Within the list of workers, for each row, include an expansion control to open a sub-list showing how the hours a particular worker worked are dis-aggregated, i.e., how many hours at each location, and how many weekend hours.
Adjacent, i.e., located near the list, provide a sorting control. The default, of course, is "total hours worked", but also include weekend hours, absences, etc. More complex sorting can be provided, if necessary, combining multiple sort subjects: first location, then hours worked, for example.
This list, being easy to comprehend and scan, gives managers the direction they need to filter and locate the information they need to make scheduling decisions.
One filter can be checkboxes at the beginning of each worker row in the initial list so sub-groups can be selected based on more or less hours worked. And/or an adjacent "number hours range" text field type filter can be provided to perform a similar function.
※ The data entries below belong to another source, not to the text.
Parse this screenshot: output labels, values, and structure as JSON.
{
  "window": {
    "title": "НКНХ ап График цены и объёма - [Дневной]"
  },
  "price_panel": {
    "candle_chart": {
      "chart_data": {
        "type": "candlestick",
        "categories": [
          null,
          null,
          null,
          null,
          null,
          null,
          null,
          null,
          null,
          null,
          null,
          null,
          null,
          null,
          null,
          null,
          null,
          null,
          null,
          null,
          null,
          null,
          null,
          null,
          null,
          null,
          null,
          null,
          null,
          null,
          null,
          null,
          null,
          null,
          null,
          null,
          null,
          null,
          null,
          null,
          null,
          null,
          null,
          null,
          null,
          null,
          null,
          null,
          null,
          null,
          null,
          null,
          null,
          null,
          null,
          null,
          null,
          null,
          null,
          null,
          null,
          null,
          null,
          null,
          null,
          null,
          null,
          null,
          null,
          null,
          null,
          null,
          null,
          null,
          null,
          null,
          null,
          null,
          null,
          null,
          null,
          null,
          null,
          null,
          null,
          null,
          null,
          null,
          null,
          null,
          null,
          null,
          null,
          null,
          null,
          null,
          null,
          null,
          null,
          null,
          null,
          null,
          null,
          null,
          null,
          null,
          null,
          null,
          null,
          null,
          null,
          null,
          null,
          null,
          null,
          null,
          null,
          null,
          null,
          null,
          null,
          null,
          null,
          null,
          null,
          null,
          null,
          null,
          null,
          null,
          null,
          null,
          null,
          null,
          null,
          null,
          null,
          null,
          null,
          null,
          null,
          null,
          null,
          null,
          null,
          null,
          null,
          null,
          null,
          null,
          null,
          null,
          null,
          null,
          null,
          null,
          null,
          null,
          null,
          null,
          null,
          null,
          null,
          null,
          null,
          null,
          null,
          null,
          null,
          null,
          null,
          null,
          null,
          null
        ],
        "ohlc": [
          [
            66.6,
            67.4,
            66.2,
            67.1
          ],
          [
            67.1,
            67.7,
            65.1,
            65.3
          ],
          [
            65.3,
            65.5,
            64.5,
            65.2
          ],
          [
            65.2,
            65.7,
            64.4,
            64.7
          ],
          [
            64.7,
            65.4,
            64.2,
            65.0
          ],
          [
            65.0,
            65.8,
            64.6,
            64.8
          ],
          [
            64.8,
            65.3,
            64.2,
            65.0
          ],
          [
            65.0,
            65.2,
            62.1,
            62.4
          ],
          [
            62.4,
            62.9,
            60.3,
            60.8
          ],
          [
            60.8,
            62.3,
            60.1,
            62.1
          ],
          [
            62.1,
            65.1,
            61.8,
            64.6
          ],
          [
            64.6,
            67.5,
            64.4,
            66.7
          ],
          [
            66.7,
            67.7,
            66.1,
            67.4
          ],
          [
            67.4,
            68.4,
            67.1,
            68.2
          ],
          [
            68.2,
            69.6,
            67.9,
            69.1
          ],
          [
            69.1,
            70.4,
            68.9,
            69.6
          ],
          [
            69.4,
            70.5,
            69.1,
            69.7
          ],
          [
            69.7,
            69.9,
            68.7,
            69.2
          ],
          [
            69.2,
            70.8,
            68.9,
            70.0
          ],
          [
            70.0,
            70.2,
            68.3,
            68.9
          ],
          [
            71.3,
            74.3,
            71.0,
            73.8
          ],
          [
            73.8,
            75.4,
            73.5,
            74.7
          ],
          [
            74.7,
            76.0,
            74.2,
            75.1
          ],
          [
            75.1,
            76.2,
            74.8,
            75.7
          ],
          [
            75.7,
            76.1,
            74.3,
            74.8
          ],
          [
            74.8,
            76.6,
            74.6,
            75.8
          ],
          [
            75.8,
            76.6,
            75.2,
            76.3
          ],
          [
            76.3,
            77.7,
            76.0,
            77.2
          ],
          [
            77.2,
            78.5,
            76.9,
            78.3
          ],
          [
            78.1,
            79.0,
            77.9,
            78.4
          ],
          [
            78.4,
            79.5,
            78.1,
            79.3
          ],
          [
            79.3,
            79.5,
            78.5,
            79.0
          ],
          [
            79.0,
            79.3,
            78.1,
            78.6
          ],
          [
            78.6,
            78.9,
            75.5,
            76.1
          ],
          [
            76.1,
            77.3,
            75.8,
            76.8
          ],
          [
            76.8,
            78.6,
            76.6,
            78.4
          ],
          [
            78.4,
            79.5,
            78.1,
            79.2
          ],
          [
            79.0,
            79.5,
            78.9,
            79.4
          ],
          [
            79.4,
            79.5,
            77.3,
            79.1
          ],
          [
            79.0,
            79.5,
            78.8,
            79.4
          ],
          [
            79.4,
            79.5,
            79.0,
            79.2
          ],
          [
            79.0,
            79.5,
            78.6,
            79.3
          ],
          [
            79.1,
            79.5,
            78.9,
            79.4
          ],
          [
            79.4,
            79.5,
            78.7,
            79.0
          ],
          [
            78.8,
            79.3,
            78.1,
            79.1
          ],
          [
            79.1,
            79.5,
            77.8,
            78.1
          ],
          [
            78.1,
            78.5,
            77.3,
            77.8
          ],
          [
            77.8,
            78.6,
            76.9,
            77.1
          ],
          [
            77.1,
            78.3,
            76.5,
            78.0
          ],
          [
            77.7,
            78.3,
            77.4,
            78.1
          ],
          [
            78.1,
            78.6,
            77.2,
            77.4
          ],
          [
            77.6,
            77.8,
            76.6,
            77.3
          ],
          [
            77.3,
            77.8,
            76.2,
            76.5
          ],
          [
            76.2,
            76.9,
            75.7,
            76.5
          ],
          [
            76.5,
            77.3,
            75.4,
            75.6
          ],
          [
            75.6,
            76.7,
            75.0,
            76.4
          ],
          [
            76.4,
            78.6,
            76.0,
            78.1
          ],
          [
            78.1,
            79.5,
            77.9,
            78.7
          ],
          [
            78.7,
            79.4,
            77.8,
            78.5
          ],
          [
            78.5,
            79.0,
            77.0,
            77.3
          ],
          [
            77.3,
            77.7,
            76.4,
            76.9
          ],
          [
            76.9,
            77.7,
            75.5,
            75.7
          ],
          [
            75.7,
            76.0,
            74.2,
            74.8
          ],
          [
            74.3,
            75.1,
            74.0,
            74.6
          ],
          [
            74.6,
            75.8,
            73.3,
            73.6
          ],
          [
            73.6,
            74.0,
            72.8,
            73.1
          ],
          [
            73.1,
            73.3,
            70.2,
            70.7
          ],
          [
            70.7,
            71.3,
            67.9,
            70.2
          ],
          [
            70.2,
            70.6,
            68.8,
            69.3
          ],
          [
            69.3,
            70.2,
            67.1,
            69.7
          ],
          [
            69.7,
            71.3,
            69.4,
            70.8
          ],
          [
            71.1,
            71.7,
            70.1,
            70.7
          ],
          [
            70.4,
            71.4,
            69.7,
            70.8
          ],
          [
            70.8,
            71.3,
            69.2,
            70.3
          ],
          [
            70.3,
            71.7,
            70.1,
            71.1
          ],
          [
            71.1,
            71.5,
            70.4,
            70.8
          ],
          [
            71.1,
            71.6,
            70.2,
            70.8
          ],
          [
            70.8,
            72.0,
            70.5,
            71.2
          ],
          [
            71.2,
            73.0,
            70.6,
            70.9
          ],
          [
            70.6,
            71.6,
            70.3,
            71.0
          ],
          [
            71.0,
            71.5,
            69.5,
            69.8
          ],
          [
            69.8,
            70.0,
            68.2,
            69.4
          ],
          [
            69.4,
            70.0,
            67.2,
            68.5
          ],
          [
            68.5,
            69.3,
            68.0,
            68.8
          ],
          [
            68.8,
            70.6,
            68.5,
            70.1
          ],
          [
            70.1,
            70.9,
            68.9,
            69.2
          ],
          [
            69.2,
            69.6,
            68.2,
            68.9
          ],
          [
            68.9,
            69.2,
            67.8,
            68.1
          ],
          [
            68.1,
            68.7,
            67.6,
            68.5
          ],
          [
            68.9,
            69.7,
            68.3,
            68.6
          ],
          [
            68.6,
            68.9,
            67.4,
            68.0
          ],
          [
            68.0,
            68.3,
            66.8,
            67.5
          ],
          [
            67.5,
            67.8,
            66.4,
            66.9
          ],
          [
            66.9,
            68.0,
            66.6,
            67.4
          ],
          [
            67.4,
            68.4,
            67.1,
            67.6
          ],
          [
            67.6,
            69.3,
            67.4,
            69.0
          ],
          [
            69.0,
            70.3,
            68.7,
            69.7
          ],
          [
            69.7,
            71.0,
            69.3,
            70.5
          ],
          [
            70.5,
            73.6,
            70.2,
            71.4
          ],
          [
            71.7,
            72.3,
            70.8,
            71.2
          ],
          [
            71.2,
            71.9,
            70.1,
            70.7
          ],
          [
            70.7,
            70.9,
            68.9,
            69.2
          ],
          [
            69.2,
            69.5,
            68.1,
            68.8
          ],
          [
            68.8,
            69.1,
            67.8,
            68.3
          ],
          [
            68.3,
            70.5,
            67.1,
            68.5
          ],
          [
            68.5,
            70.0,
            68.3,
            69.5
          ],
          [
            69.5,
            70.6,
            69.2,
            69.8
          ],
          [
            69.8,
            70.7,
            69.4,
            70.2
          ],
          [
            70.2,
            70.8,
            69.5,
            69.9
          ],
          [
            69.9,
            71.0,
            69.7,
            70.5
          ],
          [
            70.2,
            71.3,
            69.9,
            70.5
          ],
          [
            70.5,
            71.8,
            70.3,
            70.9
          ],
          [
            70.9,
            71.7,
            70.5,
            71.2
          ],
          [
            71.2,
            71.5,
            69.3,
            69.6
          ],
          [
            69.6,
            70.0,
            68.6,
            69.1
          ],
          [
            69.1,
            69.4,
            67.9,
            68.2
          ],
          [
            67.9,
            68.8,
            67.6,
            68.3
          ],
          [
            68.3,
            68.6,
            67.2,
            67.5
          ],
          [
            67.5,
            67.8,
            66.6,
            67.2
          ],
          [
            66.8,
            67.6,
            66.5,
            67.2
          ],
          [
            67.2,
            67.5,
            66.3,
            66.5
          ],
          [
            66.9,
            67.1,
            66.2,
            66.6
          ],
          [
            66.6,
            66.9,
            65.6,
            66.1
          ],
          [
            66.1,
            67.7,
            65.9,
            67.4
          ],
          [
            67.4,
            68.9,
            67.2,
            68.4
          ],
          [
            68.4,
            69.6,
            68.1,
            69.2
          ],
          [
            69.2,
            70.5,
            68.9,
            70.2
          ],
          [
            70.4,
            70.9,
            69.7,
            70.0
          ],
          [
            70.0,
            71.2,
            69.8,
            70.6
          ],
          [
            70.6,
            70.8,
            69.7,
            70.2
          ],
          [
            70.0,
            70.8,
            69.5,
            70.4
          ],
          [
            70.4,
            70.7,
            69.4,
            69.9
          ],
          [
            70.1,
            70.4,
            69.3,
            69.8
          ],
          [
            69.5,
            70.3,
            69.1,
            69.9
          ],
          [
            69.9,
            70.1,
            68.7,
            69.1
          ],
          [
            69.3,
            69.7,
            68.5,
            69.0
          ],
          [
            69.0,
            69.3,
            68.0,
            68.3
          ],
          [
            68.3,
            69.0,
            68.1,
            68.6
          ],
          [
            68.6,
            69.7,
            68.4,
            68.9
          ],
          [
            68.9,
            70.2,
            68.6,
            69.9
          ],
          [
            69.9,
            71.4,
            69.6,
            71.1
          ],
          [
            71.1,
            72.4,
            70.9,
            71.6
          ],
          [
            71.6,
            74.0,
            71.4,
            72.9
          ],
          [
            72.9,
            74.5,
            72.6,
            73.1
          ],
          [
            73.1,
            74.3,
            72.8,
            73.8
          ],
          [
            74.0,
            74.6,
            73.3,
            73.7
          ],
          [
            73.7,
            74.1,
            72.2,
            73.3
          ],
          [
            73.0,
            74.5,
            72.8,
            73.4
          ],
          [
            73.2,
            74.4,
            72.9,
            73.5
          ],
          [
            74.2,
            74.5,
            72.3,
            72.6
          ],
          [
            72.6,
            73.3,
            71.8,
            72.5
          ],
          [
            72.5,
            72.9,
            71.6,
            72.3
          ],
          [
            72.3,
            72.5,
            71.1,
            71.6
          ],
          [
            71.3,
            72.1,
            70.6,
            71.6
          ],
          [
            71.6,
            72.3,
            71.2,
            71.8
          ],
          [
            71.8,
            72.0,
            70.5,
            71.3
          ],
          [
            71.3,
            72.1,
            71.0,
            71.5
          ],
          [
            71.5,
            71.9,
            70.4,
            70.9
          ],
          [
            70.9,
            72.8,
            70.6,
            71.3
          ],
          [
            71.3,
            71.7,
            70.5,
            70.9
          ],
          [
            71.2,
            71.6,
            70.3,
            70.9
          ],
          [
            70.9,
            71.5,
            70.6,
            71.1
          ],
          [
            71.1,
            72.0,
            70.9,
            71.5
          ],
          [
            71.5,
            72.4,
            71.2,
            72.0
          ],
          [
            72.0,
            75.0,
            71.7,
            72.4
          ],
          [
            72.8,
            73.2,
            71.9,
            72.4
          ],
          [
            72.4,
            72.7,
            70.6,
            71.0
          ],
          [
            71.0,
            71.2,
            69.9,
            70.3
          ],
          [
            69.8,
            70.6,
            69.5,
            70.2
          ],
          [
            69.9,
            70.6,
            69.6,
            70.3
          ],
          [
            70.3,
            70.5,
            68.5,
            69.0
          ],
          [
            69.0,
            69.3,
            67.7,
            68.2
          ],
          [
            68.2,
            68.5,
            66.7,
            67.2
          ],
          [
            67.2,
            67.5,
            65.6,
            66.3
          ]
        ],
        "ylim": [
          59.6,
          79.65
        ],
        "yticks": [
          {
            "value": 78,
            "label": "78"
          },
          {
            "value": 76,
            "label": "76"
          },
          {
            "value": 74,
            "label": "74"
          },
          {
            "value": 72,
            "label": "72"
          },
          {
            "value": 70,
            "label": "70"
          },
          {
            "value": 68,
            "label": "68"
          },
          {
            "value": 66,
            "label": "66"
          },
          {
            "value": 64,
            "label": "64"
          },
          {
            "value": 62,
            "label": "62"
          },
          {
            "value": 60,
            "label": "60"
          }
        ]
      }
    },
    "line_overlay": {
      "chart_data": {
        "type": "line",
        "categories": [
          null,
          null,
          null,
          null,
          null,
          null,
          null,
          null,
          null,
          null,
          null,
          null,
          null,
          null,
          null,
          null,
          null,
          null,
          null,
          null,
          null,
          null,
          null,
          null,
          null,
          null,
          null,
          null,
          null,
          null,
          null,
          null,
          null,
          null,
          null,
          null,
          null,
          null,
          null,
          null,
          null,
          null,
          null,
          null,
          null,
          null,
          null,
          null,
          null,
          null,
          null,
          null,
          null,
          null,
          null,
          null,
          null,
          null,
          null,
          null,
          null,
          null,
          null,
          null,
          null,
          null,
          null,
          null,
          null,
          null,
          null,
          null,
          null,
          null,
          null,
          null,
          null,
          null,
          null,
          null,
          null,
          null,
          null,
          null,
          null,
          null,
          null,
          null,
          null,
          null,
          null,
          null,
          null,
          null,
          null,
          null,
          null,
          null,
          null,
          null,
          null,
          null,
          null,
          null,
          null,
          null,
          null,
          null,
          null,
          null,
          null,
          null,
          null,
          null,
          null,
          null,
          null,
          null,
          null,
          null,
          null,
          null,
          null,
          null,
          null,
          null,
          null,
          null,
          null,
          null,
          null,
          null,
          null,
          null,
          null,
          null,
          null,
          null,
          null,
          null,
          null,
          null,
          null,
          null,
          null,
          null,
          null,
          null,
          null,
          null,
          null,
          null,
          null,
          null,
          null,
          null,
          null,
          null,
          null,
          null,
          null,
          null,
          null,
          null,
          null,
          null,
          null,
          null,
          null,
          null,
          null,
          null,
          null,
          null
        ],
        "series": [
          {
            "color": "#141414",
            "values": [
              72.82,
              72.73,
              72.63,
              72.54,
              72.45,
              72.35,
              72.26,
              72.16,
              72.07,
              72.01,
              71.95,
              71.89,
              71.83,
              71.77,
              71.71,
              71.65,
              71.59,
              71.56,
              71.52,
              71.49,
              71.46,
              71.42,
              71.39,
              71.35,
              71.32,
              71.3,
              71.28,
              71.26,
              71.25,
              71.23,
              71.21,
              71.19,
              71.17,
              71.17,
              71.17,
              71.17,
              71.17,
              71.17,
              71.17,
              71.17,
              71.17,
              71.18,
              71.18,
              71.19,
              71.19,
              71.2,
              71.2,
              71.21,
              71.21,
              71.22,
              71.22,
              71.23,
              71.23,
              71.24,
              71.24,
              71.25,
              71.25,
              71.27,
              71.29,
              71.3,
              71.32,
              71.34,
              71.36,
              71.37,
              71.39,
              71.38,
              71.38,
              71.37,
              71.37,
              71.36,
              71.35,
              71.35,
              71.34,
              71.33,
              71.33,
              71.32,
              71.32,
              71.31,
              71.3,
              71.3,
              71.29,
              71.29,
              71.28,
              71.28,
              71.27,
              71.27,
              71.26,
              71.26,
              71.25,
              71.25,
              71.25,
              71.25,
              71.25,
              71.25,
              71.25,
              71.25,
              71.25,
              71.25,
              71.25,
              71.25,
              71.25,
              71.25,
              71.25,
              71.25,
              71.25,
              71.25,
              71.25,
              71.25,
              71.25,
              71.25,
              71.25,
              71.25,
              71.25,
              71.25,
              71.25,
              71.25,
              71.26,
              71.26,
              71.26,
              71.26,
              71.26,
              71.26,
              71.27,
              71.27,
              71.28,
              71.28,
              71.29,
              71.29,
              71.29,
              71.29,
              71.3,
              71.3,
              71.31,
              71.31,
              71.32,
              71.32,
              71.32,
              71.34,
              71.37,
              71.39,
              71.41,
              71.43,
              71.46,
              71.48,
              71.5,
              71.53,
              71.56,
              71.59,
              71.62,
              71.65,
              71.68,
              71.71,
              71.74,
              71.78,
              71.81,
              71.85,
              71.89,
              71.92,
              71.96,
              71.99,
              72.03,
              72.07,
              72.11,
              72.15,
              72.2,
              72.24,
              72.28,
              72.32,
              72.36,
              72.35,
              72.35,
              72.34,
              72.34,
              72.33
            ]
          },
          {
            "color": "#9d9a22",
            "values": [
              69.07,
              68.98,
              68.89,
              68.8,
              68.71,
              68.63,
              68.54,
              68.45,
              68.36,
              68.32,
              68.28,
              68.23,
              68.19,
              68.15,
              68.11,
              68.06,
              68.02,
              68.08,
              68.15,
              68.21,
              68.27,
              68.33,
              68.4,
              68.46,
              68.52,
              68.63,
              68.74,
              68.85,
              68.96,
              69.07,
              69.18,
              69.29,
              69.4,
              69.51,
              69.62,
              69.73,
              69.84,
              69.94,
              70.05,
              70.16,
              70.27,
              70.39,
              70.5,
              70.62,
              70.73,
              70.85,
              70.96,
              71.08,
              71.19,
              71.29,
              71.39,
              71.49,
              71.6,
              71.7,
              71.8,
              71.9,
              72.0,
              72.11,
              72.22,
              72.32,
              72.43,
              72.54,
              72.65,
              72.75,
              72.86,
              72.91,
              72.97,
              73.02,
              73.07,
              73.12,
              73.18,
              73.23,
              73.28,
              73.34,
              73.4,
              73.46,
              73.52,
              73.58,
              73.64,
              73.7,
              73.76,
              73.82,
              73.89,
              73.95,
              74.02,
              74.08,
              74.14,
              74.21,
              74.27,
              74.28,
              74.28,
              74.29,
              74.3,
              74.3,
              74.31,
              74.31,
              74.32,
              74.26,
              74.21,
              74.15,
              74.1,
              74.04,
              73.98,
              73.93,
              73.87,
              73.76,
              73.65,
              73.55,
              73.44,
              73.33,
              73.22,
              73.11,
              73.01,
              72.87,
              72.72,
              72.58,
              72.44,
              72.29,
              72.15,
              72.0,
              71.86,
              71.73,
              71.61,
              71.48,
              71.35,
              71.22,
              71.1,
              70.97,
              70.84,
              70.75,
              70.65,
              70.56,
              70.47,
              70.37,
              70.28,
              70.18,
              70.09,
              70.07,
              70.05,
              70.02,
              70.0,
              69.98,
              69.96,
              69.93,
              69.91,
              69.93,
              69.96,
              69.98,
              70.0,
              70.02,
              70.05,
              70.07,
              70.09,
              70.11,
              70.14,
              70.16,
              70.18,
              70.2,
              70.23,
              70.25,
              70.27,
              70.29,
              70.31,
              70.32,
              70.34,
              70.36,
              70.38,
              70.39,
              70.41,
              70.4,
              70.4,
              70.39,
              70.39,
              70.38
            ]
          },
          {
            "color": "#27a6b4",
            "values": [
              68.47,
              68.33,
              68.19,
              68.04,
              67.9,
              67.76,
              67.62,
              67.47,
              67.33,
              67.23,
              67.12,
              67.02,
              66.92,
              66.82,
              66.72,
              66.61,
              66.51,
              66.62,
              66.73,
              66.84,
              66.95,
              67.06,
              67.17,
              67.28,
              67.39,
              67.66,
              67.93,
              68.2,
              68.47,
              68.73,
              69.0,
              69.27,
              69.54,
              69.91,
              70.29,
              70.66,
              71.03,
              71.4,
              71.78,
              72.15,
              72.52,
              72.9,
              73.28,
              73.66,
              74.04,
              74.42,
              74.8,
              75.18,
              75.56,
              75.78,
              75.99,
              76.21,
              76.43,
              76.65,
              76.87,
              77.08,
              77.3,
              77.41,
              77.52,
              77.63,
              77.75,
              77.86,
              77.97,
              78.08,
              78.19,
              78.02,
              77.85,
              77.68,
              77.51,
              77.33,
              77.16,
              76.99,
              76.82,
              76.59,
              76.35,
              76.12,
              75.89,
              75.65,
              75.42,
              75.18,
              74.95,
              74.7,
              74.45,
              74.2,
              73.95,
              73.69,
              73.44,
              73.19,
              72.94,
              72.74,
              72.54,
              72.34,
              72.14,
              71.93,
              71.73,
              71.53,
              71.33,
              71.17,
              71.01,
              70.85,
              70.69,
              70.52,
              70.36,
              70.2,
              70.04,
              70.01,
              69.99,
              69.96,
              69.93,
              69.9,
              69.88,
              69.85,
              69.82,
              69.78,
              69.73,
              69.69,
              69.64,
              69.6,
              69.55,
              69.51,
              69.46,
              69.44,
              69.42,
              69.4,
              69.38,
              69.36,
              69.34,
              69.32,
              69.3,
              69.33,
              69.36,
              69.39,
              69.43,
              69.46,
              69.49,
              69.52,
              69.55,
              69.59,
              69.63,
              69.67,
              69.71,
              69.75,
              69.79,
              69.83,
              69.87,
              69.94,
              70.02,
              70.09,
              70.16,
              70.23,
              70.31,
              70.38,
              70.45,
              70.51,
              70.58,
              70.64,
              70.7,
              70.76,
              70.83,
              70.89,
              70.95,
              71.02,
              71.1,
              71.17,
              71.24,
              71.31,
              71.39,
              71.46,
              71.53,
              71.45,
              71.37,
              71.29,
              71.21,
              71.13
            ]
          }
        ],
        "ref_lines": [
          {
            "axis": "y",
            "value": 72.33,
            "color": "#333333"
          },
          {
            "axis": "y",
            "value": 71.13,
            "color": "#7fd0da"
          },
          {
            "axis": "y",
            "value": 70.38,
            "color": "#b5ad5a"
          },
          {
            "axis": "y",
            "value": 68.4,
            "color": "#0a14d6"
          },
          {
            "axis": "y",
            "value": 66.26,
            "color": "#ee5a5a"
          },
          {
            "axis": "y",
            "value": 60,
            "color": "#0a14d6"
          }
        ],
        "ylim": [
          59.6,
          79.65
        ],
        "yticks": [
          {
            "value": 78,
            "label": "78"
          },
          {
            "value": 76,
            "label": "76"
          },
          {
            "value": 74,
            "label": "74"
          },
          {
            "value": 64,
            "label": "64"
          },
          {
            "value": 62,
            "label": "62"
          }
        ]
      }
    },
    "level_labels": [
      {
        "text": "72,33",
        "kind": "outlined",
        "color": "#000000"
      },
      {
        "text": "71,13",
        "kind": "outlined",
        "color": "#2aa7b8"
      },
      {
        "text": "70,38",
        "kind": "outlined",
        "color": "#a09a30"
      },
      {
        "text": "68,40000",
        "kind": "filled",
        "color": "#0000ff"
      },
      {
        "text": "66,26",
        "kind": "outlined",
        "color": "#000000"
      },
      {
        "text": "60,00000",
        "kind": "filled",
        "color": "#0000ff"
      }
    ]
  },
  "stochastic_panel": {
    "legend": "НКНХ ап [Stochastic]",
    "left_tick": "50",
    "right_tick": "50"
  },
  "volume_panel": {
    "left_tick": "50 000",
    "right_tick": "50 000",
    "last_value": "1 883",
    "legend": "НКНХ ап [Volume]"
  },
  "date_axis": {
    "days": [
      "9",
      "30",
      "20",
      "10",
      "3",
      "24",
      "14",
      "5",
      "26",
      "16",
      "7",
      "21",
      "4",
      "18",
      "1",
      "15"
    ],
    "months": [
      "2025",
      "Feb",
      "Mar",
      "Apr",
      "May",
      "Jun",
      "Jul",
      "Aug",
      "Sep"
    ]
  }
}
Another adjacent filter can be a location filter:
Choose one or more locations:
□ Kitchen
□ Garage
□ Garden
□ ...
...then the list of workers is limited to the locations selected.
Additionally, if user research demonstrates a need, provide two tabs: one, the default open tab, for a worker-sorted list, and two, a location-sorted list. Each tab focuses on its topic and provides appropriate sorts and filters.
Surely there are more sorts, filters, fields, and controls to provide, the point though is to guide the user's comprehension from broad to narrow by data aggregation married with sorting and filtering controls designed to match the user needs and information type.